If you open this link it does say in small print "No parking on the Stray" but I wonder how the Council are going to enforce this or will they "turn a blind eye" as they do every other day of the year? Either way they have backed themselves into a corner on this one. If they ignore any parking violations then they risk further serious damage to the Stray verges. If they enforce the "Strictly No Parking on the Stray rules set by the Stray Act 1985 and backed on their own website then they have set a precedent that I for one will constantly remind them of. I dread to think what the verges on Knaresborough Road and Oatlands Drive might look like on that Sunday morning, especially if it rains at all over that weekend! I sincerely hope HBC cone off both those areas.
It also says in small print "No camping available at the festival site"! That is a significantly different statement to "camping is strictly prohibited on any part of the Stray".
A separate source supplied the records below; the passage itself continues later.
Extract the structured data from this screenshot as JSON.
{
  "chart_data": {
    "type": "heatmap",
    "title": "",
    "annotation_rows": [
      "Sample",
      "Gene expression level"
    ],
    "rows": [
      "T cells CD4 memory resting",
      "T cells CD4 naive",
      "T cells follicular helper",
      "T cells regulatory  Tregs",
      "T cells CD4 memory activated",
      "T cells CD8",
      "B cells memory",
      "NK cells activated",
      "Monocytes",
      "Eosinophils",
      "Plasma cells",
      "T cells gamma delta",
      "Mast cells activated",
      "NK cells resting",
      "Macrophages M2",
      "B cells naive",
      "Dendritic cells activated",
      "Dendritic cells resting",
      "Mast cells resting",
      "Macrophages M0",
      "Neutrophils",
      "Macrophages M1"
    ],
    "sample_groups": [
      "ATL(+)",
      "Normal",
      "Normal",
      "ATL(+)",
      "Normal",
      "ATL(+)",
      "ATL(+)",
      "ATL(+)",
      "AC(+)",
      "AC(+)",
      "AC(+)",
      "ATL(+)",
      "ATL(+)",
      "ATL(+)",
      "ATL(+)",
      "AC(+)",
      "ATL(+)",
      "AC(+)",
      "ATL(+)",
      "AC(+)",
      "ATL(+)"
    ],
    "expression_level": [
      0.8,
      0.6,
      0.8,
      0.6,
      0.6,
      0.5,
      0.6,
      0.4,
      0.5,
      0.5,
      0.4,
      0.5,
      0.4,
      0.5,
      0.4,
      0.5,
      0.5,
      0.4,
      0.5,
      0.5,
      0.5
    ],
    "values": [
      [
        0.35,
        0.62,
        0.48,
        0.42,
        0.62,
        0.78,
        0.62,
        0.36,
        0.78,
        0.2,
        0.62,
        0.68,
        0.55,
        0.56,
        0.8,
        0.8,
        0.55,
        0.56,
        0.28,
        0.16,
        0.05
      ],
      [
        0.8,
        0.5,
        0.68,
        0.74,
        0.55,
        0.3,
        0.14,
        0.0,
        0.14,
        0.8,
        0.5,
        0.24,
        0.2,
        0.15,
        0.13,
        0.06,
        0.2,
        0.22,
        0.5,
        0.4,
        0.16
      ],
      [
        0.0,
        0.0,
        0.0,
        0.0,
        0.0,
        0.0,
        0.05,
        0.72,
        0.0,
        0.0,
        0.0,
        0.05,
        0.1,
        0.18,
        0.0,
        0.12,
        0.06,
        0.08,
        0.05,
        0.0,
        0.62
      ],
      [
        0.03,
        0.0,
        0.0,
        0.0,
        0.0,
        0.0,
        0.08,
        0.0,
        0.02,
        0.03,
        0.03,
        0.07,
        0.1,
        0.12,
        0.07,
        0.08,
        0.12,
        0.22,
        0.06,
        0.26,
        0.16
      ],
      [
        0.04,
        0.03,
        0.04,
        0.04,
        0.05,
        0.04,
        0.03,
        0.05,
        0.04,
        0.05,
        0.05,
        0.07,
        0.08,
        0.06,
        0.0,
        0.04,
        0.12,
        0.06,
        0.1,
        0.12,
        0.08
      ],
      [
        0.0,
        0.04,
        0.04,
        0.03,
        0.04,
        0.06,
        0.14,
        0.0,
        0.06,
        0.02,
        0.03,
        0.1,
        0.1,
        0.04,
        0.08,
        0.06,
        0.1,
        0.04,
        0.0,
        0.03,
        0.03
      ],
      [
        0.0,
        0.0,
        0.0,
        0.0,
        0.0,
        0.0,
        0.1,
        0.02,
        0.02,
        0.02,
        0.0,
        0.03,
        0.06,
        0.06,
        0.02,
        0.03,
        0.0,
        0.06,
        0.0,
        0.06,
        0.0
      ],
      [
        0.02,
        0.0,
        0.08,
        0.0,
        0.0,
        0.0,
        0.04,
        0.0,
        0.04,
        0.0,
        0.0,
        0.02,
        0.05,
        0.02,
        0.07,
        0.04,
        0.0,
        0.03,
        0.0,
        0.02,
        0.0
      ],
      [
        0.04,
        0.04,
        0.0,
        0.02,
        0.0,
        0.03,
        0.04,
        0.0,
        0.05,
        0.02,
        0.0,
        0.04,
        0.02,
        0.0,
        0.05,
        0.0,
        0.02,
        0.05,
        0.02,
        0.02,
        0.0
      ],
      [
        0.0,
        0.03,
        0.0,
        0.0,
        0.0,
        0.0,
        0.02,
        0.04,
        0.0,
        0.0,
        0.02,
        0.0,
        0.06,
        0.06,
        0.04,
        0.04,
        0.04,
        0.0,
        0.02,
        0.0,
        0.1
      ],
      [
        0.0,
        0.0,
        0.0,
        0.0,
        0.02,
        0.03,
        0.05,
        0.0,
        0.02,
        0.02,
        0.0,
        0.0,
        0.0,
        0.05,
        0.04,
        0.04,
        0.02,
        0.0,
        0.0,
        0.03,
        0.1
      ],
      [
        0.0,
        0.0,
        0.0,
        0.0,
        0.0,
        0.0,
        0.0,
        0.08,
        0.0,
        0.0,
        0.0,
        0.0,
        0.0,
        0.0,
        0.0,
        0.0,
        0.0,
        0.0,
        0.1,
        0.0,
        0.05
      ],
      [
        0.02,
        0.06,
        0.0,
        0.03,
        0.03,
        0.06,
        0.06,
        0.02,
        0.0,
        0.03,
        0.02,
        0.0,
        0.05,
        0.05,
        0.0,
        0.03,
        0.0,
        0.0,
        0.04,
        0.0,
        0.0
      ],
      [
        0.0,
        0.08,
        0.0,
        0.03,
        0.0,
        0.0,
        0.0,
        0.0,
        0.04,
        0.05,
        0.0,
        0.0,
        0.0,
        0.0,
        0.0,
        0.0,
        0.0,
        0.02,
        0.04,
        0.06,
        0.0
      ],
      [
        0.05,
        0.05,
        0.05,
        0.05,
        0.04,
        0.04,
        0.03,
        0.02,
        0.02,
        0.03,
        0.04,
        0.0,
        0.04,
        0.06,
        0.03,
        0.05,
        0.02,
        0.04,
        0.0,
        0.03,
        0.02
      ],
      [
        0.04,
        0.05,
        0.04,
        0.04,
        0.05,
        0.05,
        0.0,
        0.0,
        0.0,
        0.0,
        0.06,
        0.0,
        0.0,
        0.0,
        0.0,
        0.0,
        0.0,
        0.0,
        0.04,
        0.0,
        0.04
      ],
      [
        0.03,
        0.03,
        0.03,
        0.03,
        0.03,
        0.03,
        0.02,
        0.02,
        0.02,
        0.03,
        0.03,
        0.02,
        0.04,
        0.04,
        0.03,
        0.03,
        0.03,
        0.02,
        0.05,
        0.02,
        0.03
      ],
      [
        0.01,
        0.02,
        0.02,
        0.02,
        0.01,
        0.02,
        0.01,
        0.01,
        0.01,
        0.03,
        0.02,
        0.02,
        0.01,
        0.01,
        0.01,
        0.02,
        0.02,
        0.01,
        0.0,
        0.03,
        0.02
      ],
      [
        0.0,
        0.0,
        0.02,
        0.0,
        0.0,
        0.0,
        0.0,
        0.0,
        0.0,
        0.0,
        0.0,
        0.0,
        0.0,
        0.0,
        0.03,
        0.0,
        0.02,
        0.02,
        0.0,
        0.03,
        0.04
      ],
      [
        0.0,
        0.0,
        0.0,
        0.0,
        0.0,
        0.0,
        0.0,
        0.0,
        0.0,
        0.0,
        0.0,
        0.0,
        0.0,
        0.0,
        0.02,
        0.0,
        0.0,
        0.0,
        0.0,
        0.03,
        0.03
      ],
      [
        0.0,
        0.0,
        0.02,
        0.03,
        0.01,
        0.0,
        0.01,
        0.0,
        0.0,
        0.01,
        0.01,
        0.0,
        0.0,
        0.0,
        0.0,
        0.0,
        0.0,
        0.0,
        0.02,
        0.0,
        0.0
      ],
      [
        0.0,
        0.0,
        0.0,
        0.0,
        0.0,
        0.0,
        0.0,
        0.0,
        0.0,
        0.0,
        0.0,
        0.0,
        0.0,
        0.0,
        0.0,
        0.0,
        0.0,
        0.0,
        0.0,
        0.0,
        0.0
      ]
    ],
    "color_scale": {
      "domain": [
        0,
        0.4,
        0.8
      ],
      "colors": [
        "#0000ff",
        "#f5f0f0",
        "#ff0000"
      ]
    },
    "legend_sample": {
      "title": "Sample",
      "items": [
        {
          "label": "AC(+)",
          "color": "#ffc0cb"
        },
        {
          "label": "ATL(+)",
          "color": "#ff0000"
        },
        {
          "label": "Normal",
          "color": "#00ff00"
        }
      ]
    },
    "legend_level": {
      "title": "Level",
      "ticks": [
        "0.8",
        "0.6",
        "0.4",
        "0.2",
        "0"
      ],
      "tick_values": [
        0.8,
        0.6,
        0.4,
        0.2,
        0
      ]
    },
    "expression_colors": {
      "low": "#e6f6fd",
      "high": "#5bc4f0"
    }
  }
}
The organisers have made no mention of the other restrictions the Stray carries such as no fires or barbecues? The item that concerns me the most is that this so called Fake Festival is going to be within metres of residential housing, hotels and rest homes. However, the most crucial point that seems to have by-passed the planners is that it is going to be within 400 metres of a major hospital that contains a lot of very ill and dying patients who need peace, quiet and rest!
I do still worry that the very damaged "protective matting" at the Oatlands Drive entrance has not yet been repaired/replaced despite several calls for the Council to give it very urgent H&S attention. I know I would not rest easy if it was my responsibility and I knew a large number of Fake Festival vehicles and music fans will be using it in three weeks time!
I have absolutely no problem with a large music festival in Harrogate but really is the Stray the correct venue when we have a magnificent Conference Centre and one of the counties best Showgrounds within 1000 metres of the town centre. One might be tempted to think the Council chose the Stray because it is free for them to use. I wonder if the Council will be charging the organisers for the use of the Stray and where any profit is going? Maybe the profit will be used to safeguard the Strays verges?
Whilst I applaud the Council for bringing in new entertainment to the town, the Stray cannot sustain increased commercial use by our Council without increased protection and investment. Because the Council have Stewardship of the Stray does not mean it should be used by the Council for political or financial gain.
Incidentally, as a final thought, we all are entitled to open and free access to all parts of the Stray at all times so I am bewildered to know how we can be charged £21 per person to access the Oatlands Drive Stray area on 25th July?